Fear & Loathing in Northeast Ohio

Fear & Loathing in Northeast Ohio

By Tom Davidson

They’re burning LeBron James jerseys tonight, now that the King has handed down his decision after about 40 minutes of sports commentary hell tonight.
Apparently, somewhere, someone was losing sleep over the decision, although I suspect it wasn’t Mr. James, and I question whether the move carries with it any actual importance in today’s sports world.
What doesn’t need to be hyped is that this is yet another blow to a region that’s been battered, both on and off the fields and courts of play.
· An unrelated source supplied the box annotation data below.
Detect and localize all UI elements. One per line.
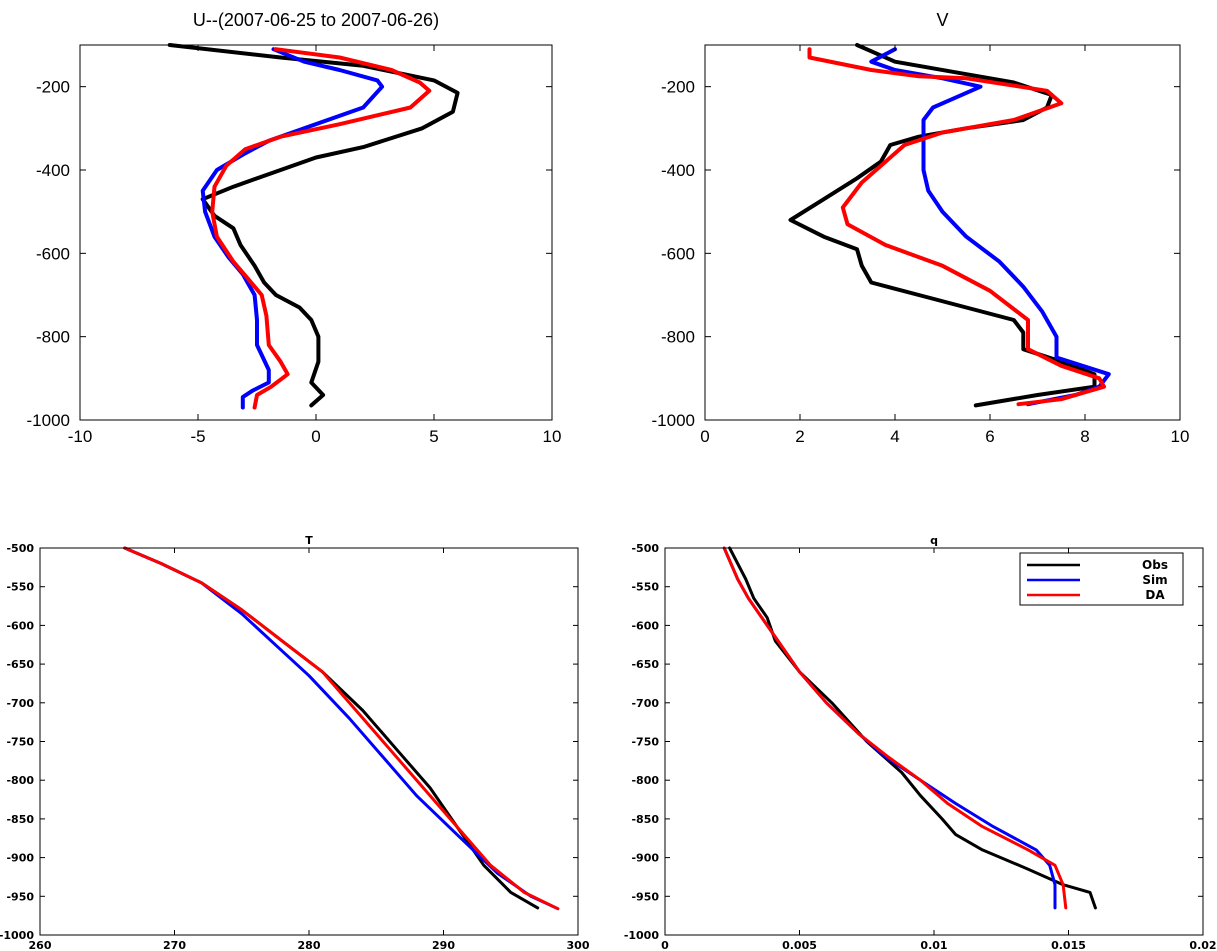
y-tick-label: -500 [631,542,659,555]
chart-title: T [305,534,313,547]
x-tick-label: 0.02 [1189,939,1216,951]
y-tick-label: -850 [6,813,34,826]
y-tick-label: -600 [631,619,659,632]
y-tick-label: -800 [661,328,695,347]
series-line-da [210,47,432,410]
series-line-sim [200,47,385,410]
y-tick-label: -650 [6,658,34,671]
y-tick-label: -650 [631,658,659,671]
y-tick-label: -200 [661,78,695,97]
chart-panel-3: q 0 0.005 0.01 0.015 0.02 -500 -550 -600 -650 -700… [624,534,1217,951]
x-tick-label: 270 [163,939,186,951]
chart-title: U--(2007-06-25 to 2007-06-26) [193,10,439,30]
y-tick-label: -600 [36,244,70,263]
y-tick-label: -800 [36,328,70,347]
x-tick-label: 4 [890,427,899,446]
x-tick-label: 6 [985,427,994,446]
x-tick-label: 260 [29,939,52,951]
y-tick-label: -600 [661,244,695,263]
series-line-obs [728,546,1097,910]
y-tick-label: -950 [6,890,34,903]
y-tick-label: -600 [6,619,34,632]
y-tick-label: -200 [36,78,70,97]
y-tick-label: -900 [6,852,34,865]
series-line-da [722,546,1068,910]
y-tick-label: -800 [631,774,659,787]
legend-label-da: DA [1145,588,1165,602]
y-tick-label: -500 [6,542,34,555]
x-tick-label: -5 [190,427,205,446]
chart-title: V [936,10,948,30]
x-tick-label: 300 [567,939,590,951]
x-tick-label: 10 [1171,427,1190,446]
y-tick-label: -750 [631,736,659,749]
series-line-da [807,47,1106,407]
y-tick-label: -400 [661,161,695,180]
x-tick-label: 290 [432,939,455,951]
y-tick-label: -1000 [27,411,70,430]
chart-panel-2: T 260 270 280 290 300 -500 -550 -600 -650 -700 -750… [0,534,590,951]
y-tick-label: -550 [6,581,34,594]
y-tick-label: -750 [6,736,34,749]
series-line-da [123,546,560,911]
y-tick-label: -550 [631,581,659,594]
x-tick-label: 0 [311,427,320,446]
chart-title: q [930,534,938,547]
x-tick-label: 10 [543,427,562,446]
y-tick-label: -950 [631,890,659,903]
y-tick-label: -700 [631,697,659,710]
x-tick-label: 2 [795,427,804,446]
x-tick-label: -10 [68,427,93,446]
chart-panel-1: V 0 2 4 6 8 10 -200 -400 -600 -800 -1000 [652,10,1190,446]
legend-label-obs: Obs [1142,558,1168,572]
y-tick-label: -400 [36,161,70,180]
legend-label-sim: Sim [1142,573,1167,587]
x-tick-label: 0.005 [782,939,817,951]
x-tick-label: 5 [429,427,438,446]
x-tick-label: 0 [700,427,709,446]
y-tick-label: -1000 [624,929,660,942]
y-tick-label: -900 [631,852,659,865]
y-tick-label: -1000 [652,411,695,430]
x-tick-label: 0 [661,939,669,951]
series-line-sim [869,47,1111,407]
x-tick-label: 8 [1080,427,1089,446]
y-tick-label: -800 [6,774,34,787]
x-tick-label: 0.015 [1051,939,1086,951]
y-tick-label: -850 [631,813,659,826]
x-tick-label: 280 [298,939,321,951]
y-tick-label: -1000 [0,929,34,942]
x-tick-label: 0.01 [920,939,947,951]
y-tick-label: -700 [6,697,34,710]
axes-frame [704,44,1181,421]
chart-panel-0: U--(2007-06-25 to 2007-06-26) -10 -5 0 5 10 -2… [27,10,562,446]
It’s the area the mills left long ago, for cheap-agent contracts overseas; it’s the place where the Tribe has toiled on the baseball field without a championship since 1948; the place the Browns abandoned for the greener pastures of Baltimore.
It’s a place where a team that won 111 times in 1954 was swept in the World Series, a place where the football gods played a series of cosmic jokes in the 1980s on hapless Browns fans.
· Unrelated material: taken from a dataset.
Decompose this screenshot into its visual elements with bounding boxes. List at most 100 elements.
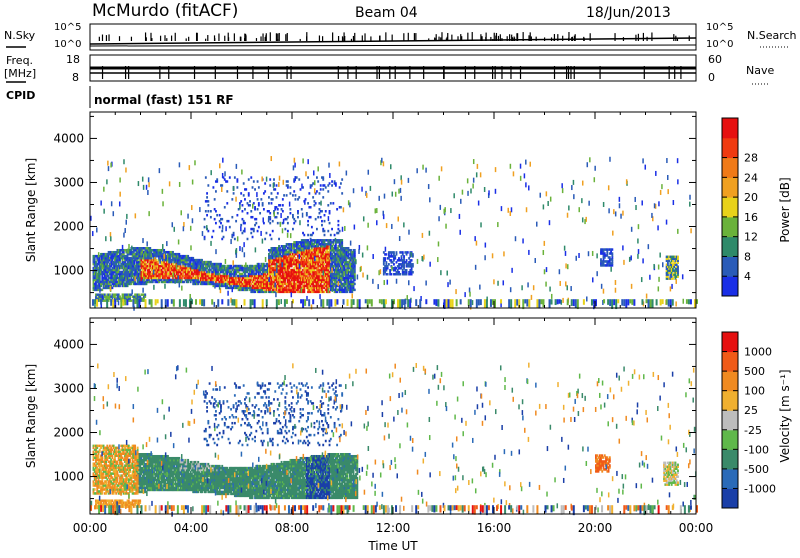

Knowing several of their ranks, I have no doubts that The Drive, The Fumble, and The Drive II, left permanent psychological scars.
The Tribe turned the corner and started winning when the powers-that-be in baseball went on strike and canceled a World Series. They lost to a Braves team that was better-coached, then stumbled against the Marlins in a collapse that rivaled the Browns losses against the Broncos in the football playoffs of the 1980s.
The Cavs were the third, perhaps lowliest of the sports franchises until they found their savior seven years ago. Then, LeBron seemed like the gift of manna in the Old Testament that kept the Hebrews alive. When the team started winning, “King James” as they called him, seemed to be even Christ-like.
That’s no more.
It turns out, he was just another Judas and betrayed them.
What maddening for the Cavs and their fans, is money wasn’t the motivating factor, winning was. He gave the team seven seasons to produce a winner and it came up short.
Who can blame him for signing with a team that plays in the playground of South Beach? Where he can hobnob with superstars instead of maybe shaking hands with Drew Carey... plus there’s no state income tax in Florida and the climate beats the winter on the shore of Lake Erie.
He’ll be away from a region that’s so stuck on losing it can’t find a way to win when it counts, even with him willing all of his magical talents on the court.
What remains in Cleveland is a legacy of losing it isn’t able to live down, even with a homegrown hero of James’ stature.
“The Decision” is the latest in a long-line of sporting anomalies to curse Cleveland. For the rest of the nation, the question now is “Was it worth the hype?”
In the greater Cleveland area, there are no questions now, it’s just another kick below the belt that leads to a grimace, tears and a resigned feeling that losing is a way of life.